For early-stage companies, this is a very predictable process, and it plays out in countless situations.  What I believe is happening is a misunderstanding of where the company is in the product lifecycle, and therefore how they should go about selling – it’s the difference between Sales and Business Development (Biz Dev or BD).

First, some definitions.  Sales is a process – leads go in, activities happen, sales (closed deals) come out.  The process has defined steps and predictable outcomes.  It is, as so many sales people declare, “a numbers game” where they build a “sales machine”.   However, in order to have this type of machine in place, you need a market which is clearly defined, with a well-established need and a clear understanding of how your product meets that need.  This predictable sales process, then, can only be effective after the company has reached Product Market Fit (PMF).

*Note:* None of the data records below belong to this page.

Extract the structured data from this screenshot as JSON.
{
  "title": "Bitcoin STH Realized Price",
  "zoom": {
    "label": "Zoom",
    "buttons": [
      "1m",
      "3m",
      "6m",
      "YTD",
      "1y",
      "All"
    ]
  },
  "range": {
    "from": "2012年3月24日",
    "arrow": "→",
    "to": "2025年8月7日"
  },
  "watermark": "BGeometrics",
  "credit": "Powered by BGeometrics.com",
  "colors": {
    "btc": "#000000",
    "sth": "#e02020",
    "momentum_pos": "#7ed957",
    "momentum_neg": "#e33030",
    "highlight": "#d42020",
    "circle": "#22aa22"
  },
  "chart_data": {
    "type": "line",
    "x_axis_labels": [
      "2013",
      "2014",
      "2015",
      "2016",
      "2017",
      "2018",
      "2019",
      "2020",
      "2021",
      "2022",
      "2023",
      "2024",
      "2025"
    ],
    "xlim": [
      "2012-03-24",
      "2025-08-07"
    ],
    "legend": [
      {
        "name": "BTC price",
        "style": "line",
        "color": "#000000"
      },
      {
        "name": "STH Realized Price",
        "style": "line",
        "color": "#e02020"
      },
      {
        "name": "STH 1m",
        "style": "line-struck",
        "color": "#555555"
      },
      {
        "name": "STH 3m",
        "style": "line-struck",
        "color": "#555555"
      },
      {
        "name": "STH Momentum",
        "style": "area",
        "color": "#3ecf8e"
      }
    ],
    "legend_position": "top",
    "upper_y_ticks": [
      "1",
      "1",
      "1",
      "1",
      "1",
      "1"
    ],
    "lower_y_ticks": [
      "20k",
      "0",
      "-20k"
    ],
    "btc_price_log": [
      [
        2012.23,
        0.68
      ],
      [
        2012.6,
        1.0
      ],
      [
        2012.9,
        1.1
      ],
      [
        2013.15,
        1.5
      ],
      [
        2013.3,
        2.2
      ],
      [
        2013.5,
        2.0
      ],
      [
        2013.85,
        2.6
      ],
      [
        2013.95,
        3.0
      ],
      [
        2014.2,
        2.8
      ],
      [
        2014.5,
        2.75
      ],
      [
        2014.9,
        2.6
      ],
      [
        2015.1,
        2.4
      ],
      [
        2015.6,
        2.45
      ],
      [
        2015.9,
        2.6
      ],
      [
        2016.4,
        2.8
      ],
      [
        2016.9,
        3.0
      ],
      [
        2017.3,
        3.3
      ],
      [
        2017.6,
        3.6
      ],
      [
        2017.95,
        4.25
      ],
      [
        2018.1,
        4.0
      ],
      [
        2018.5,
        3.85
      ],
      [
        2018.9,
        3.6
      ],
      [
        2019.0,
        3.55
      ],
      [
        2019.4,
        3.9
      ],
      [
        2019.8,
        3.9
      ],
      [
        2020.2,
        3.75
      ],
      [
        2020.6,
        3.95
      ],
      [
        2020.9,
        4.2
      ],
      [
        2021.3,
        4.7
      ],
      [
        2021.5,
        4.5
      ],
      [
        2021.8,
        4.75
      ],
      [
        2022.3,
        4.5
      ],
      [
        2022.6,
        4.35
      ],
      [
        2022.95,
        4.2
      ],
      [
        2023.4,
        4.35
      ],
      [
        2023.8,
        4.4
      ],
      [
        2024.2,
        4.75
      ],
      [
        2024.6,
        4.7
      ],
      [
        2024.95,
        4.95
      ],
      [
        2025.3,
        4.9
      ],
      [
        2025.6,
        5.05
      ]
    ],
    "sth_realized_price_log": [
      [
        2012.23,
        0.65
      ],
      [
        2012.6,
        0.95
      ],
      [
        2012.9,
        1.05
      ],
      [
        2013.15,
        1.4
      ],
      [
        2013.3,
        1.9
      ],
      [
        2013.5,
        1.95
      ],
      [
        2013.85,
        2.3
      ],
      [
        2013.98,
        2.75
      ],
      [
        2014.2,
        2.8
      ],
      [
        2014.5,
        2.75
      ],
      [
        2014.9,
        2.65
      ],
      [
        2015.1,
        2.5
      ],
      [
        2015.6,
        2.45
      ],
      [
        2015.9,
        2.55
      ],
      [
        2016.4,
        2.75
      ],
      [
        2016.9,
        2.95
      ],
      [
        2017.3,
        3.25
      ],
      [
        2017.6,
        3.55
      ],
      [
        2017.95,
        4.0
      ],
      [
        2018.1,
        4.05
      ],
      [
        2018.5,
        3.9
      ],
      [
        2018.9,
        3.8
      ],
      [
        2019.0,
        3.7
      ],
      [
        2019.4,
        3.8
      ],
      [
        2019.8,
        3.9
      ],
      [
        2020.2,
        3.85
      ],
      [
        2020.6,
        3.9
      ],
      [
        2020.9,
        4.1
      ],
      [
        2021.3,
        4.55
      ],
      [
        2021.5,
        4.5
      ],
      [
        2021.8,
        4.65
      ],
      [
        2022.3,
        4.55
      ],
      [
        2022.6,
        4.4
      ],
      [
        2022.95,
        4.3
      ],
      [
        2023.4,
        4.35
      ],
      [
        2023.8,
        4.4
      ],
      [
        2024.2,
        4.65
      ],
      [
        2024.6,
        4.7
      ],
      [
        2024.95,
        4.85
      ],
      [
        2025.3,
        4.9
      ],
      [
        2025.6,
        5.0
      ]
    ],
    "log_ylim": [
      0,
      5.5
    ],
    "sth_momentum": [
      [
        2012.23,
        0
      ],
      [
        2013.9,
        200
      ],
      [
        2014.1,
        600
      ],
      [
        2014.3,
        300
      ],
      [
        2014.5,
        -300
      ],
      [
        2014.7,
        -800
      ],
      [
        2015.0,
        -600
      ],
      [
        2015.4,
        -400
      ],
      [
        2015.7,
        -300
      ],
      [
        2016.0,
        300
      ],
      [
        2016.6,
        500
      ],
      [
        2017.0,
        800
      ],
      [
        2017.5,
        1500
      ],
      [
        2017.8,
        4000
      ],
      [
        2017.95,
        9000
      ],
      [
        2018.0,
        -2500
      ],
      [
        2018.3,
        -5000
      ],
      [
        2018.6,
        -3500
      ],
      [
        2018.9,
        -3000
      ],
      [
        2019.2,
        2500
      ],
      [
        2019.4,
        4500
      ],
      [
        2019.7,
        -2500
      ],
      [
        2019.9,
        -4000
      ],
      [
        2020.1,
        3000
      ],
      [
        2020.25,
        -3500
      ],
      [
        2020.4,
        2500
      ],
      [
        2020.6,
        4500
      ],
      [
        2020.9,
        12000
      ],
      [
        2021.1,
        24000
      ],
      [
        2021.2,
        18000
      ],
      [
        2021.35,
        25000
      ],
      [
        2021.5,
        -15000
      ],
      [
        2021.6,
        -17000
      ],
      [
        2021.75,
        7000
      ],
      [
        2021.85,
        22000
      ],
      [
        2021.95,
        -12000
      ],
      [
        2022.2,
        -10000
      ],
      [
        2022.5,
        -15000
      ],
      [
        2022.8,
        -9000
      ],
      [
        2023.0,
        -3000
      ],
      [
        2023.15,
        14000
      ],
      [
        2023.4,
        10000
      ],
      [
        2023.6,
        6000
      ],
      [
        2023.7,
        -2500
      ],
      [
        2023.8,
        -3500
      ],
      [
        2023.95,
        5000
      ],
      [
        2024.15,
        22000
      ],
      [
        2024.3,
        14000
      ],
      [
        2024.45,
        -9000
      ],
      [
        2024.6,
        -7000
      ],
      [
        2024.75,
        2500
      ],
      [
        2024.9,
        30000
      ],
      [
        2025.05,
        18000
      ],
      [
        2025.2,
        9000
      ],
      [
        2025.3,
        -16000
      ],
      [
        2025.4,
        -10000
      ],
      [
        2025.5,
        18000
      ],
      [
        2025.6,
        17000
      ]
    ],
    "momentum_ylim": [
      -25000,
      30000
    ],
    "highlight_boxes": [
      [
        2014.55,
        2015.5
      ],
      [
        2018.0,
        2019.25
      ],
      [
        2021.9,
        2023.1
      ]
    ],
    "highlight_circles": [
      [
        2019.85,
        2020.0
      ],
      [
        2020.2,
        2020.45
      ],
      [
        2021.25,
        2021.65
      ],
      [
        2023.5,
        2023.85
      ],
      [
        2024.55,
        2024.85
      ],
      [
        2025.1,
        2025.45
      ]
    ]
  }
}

The Sales professional needs to be highly disciplined – not every lead will close, so they must understand quickly which leads will move forward and then drop the losers just as quickly.  They know the common signs of interest in their product, and only work those deals that can close in the predicted timeframe.  This efficiency is critical because, in a defined market with a broadly-accepted need, competition is fierce and, if you don’t close the deal, your competitor will.

Business Development is the opposite side of the coin.  BD reps hunt to find those who have needs that their product can meet; they look for where the money is in the system, and then consider how to match those needs with that money.  While there is still a “numbers game” in play, the outcome is not predictable.  Competitors may be unknown and different in every deal, and the biggest competitor is usually, “status quo”.  

Since they work in a nascent market with little or no consensus on the “need” or the “solution”, the BD professional needs to be flexible and unstructured – exactly the opposite of the successful sales professional.  Much of the process involves education, so success in BD requires a deep knowledge of the product, the market, and how the one fits with the other (and there may be many “fits” to consider).  Leads in BD require nurturing and patience; initially tepid responses can “heat up” as the prospect develops a perception of the need your product fills and comes to realize the benefits, which may not have initially been apparent.  

None of this BD work happens on a timeline.  Initially-promising leads can go cold, and long-dormant opportunities can come alive unexpectedly.  This is both a critical and difficult time for your business; critical because you usually have to go through it, and difficult because of the uncertainty of timing, outcome and required efforts.

The confusion between Sales and BD doesn’t help!  Last time I hired a Biz Dev person, I had over 100 resumes, and maybe 3 were true “biz dev” folks – the rest were primarily sales people.  I found that sales folks will highlight “process” in their resumes and interviews, and BD folks are more likely to talk about the “game” of business development, usually equating it to chess. 

This conflation shows up also in how many mature companies define these two processes.  They will often look at BD as the “lead generation” function of a business, with sales as the “closing” function.  I disagree with this structure; while BD does come first, the BD function exists to close its own deals and partnerships.  The successful BD process leads to the establishment of a defined market for the business, a clear understanding of how to position the product and to which buyers, so that a repeatable sales process can now be established, usually by someone other than the BD team, which moves into a new market.

So, if you’re trying to figure out why that terrific sales person couldn’t sell your product when they had so much success elsewhere, the issue may not be the person – it may be a case of needing a different approach to getting your product to market.  Consider a true Business Development professional for your next go-to-market hire; they are harder to find, but the role is one you have to fill.